Tinder, Inc v Raimundo Rodriguez Huter
WIPO Case: D2016-0726
This case is a useful example of a domain name dispute in the tech world where apps are fast being developed and imitations and competitors seek to capitalise on the market. It is an area where we are likely to see a growing number of disputes.
The Complainant, Tinder, Inc provides an online dating service through a mobile application or app. The app facilitates communication between users within the same location, allowing users to chat and organise dates. Tinder is among the first "swiping apps" where the user uses a swiping motion to choose between the photos of other users, swiping right for a good match and swiping left if there is no interest. In this case, the Complainant claims that the Respondent is using the disputed domain name <tinderbuster.com>
“ ...to leverage Tinder's popularity and trade on Tinder's good will to siphon ill gotten gains from Tinder's success”.

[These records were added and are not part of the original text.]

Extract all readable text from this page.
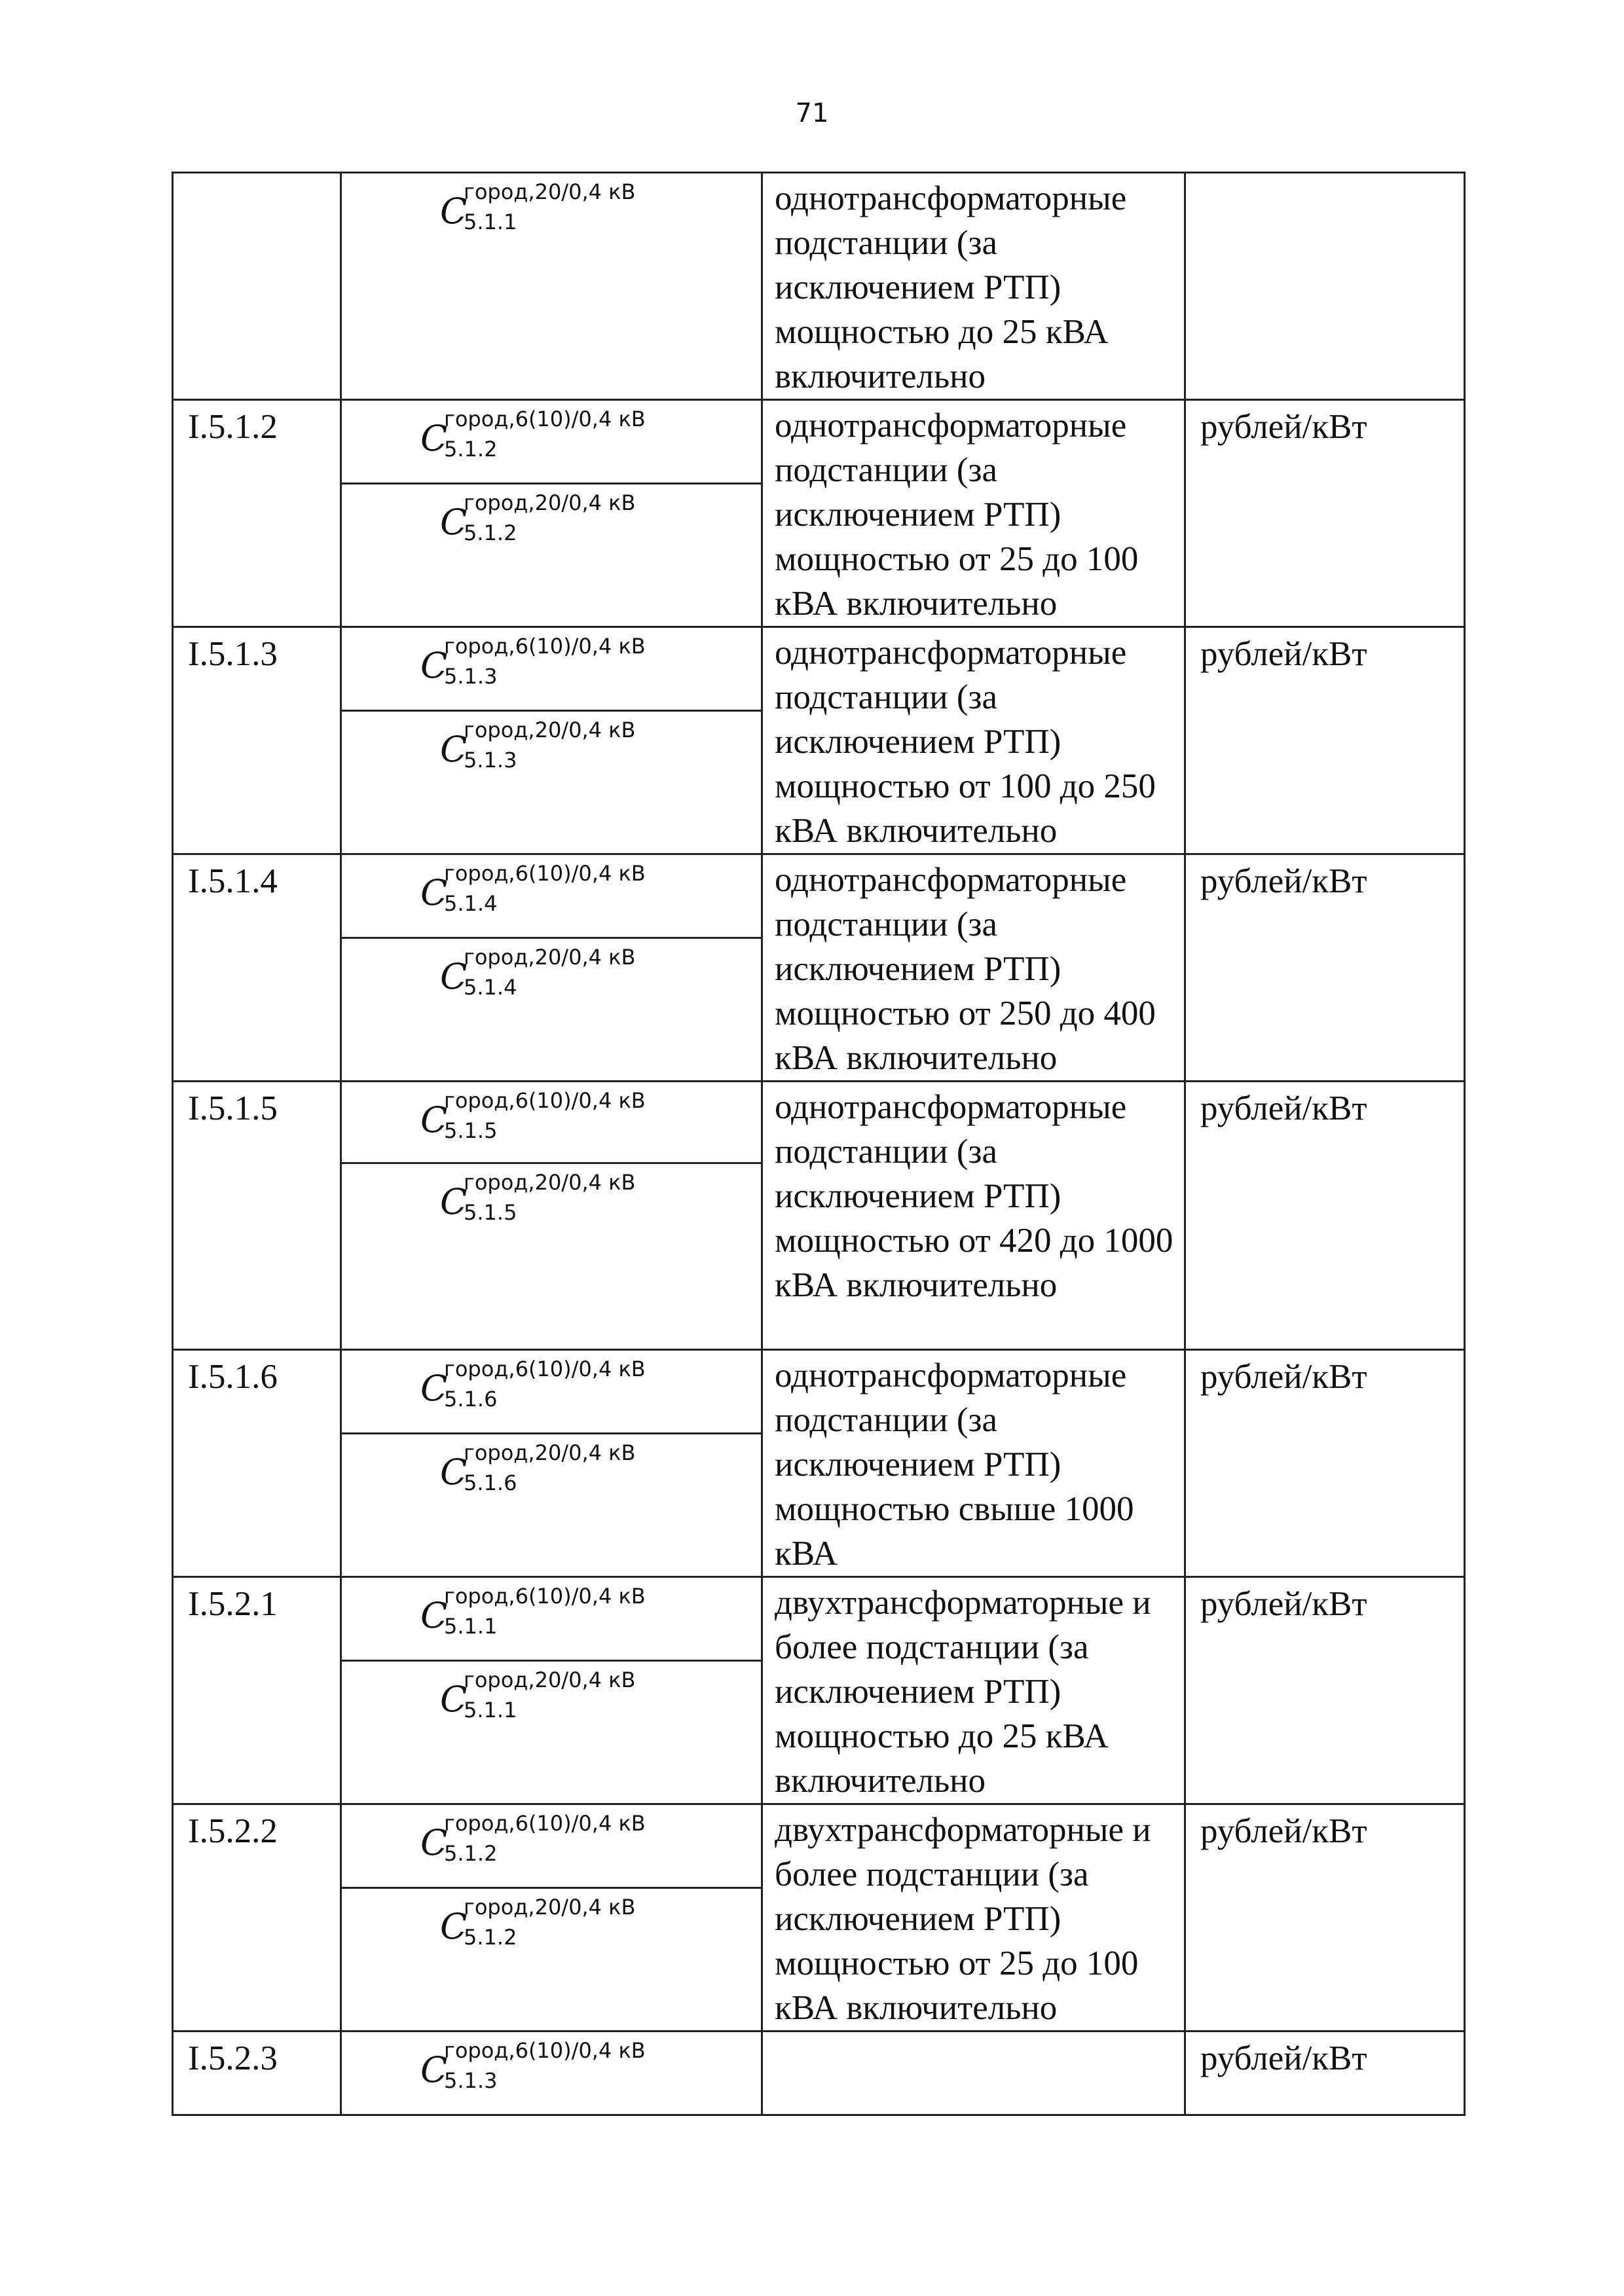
71

	C
город,20/0,4 кВ
5.1.1	однотрансформаторные подстанции (за исключением РТП) мощностью до 25 кВА включительно	

I.5.1.2	C
город,6(10)/0,4 кВ
5.1.2	однотрансформаторные подстанции (за исключением РТП) мощностью от 25 до 100 кВА включительно	рублей/кВт

	C
город,20/0,4 кВ
5.1.2		

I.5.1.3	C
город,6(10)/0,4 кВ
5.1.3	однотрансформаторные подстанции (за исключением РТП) мощностью от 100 до 250 кВА включительно	рублей/кВт

	C
город,20/0,4 кВ
5.1.3		

I.5.1.4	C
город,6(10)/0,4 кВ
5.1.4	однотрансформаторные подстанции (за исключением РТП) мощностью от 250 до 400 кВА включительно	рублей/кВт

	C
город,20/0,4 кВ
5.1.4		

I.5.1.5	C
город,6(10)/0,4 кВ
5.1.5	однотрансформаторные подстанции (за исключением РТП) мощностью от 420 до 1000 кВА включительно	рублей/кВт

	C
город,20/0,4 кВ
5.1.5		

I.5.1.6	C
город,6(10)/0,4 кВ
5.1.6	однотрансформаторные подстанции (за исключением РТП) мощностью свыше 1000 кВА	рублей/кВт

	C
город,20/0,4 кВ
5.1.6		

I.5.2.1	C
город,6(10)/0,4 кВ
5.1.1	двухтрансформаторные и более подстанции (за исключением РТП) мощностью до 25 кВА включительно	рублей/кВт

	C
город,20/0,4 кВ
5.1.1		

I.5.2.2	C
город,6(10)/0,4 кВ
5.1.2	двухтрансформаторные и более подстанции (за исключением РТП) мощностью от 25 до 100 кВА включительно	рублей/кВт

	C
город,20/0,4 кВ
5.1.2		

I.5.2.3	C
город,6(10)/0,4 кВ
5.1.3		рублей/кВт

What this meant was that the domain name was being used to “offer a service consisting of charging people a fee to perform targeted searches for specific Tinder users by using their personal information...” and thus to “bust” them.
Tinder claimed that the Respondent's use of the disputed domain name to 'bust' Tinder users who may be cheating on their partners is not a bona fide offering of goods or services. The argument was that
“...the Respondent's use of "buster" in the disputed domain name in conjunction with the TINDER trademark evokes a negative connotation that is harmful to the Complainant. According to the Complainant, "busting" someone for an activity suggests that what the party is being "busted" for, is something the person should not be doing”.

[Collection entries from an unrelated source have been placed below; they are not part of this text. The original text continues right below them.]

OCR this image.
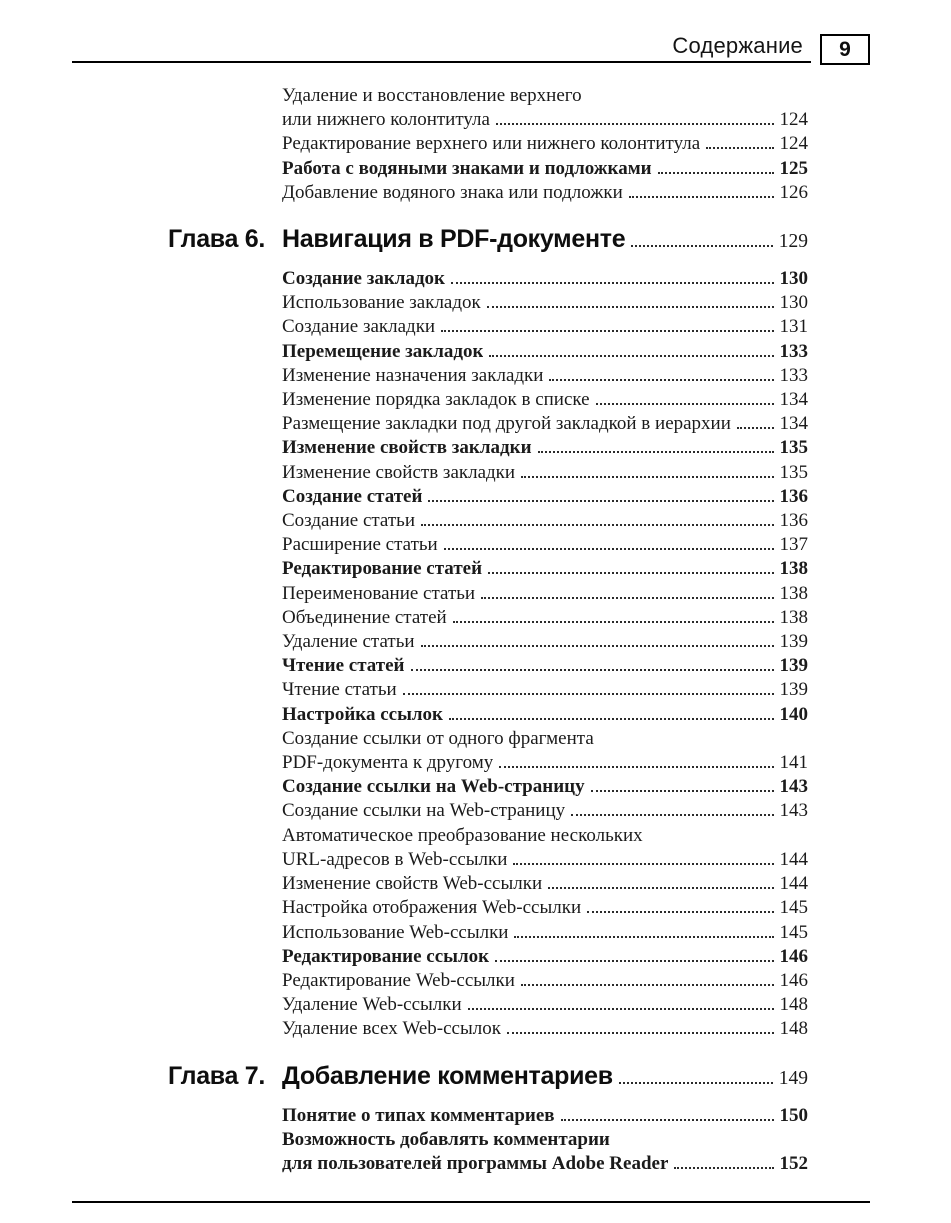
Содержание 9
Удаление и восстановление верхнего
или нижнего колонтитула	124
Редактирование верхнего или нижнего колонтитула	124
Работа с водяными знаками и подложками	125
Добавление водяного знака или подложки	126
Глава 6. Навигация в PDF-документе	129
Создание закладок	130
Использование закладок	130
Создание закладки	131
Перемещение закладок	133
Изменение назначения закладки	133
Изменение порядка закладок в списке	134
Размещение закладки под другой закладкой в иерархии	134
Изменение свойств закладки	135
Изменение свойств закладки	135
Создание статей	136
Создание статьи	136
Расширение статьи	137
Редактирование статей	138
Переименование статьи	138
Объединение статей	138
Удаление статьи	139
Чтение статей	139
Чтение статьи	139
Настройка ссылок	140
Создание ссылки от одного фрагмента
PDF-документа к другому	141
Создание ссылки на Web-страницу	143
Создание ссылки на Web-страницу	143
Автоматическое преобразование нескольких
URL-адресов в Web-ссылки	144
Изменение свойств Web-ссылки	144
Настройка отображения Web-ссылки	145
Использование Web-ссылки	145
Редактирование ссылок	146
Редактирование Web-ссылки	146
Удаление Web-ссылки	148
Удаление всех Web-ссылок	148
Глава 7. Добавление комментариев	149
Понятие о типах комментариев	150
Возможность добавлять комментарии
для пользователей программы Adobe Reader	152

The Panel held pursuant to paragraph 4(a)(i) of the Policy that the disputed domain name was confusingly similar to the Complainant’s trademark as it included the trademark TINDER in its entirety with the additional term "buster". It was up to the Respondent to meet its burden of production and provide a justification for the registration of the disputed domain name, in response to the Complainant’s claim that the Respondent had no rights or legitimate interests in the domain name. The Respondent however was in default and did not provide a response. The Panel therefore also found that the Respondent has no rights or legitimate interests in the disputed domain name
The Panel visited the website and found an offer was displayed on it for USD 4.99 for users to discover if someone else was using the Tinder app. The website listed the steps that a user had to follow to discover if someone else was using the Tinder app. The "buster" service required the input of the name, gender and location of the person being searched on the Tinder app and the name, email and password of the person requesting the search. The Panel found that based on this evidence, there was an unauthorised use of the TINDER trademark in the disputed domain name and that these activities constituted bad faith under paragraph 4(b)(iv) of the Policy. The result of the case was in effect a "busting" of the 'Tinder buster' which was bad faith.

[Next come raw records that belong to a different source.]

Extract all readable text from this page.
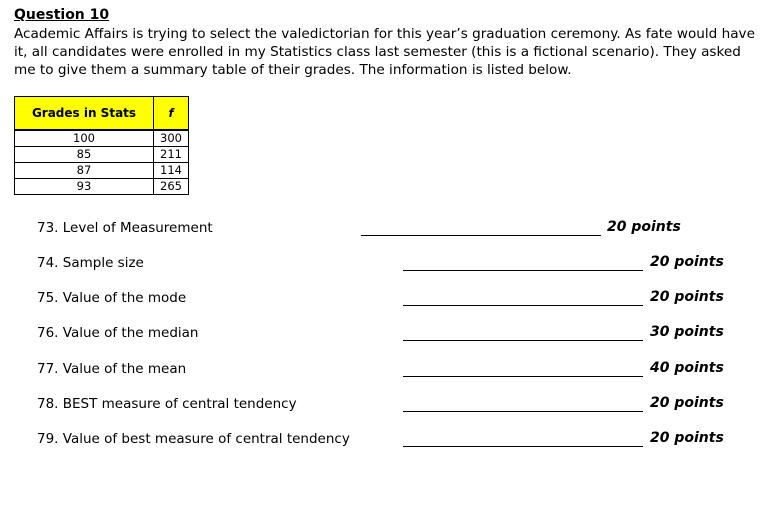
Question 10
Academic Affairs is trying to select the valedictorian for this year’s graduation ceremony. As fate would have it, all candidates were enrolled in my Statistics class last semester (this is a fictional scenario). They asked me to give them a summary table of their grades. The information is listed below.
Grades in Stats	f

100	300
85	211
87	114
93	265
73. Level of Measurement	20 points
74. Sample size	20 points
75. Value of the mode	20 points
76. Value of the median	30 points
77. Value of the mean	40 points
78. BEST measure of central tendency	20 points
79. Value of best measure of central tendency	20 points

Editor’s note and question: it is to be noted that the finding of bad faith was based on paragraph 4(b)(iv) of the Policy, namely an intent to cause confusion as to the affiliation of the trademark owner with what was displayed on the Respondent’s site. But could it really be said that the Respondent could have intended to confuse, or to have succeeded in confusing anyone, when it must have been obvious that Tinder, having set up a dating site, could hardly have then set up another site as a way of “busting” those who used it? Would it have been better for the finding to have been based on general bad faith, rather than one of the specific grounds set out in paragraph 4(b) of the Policy.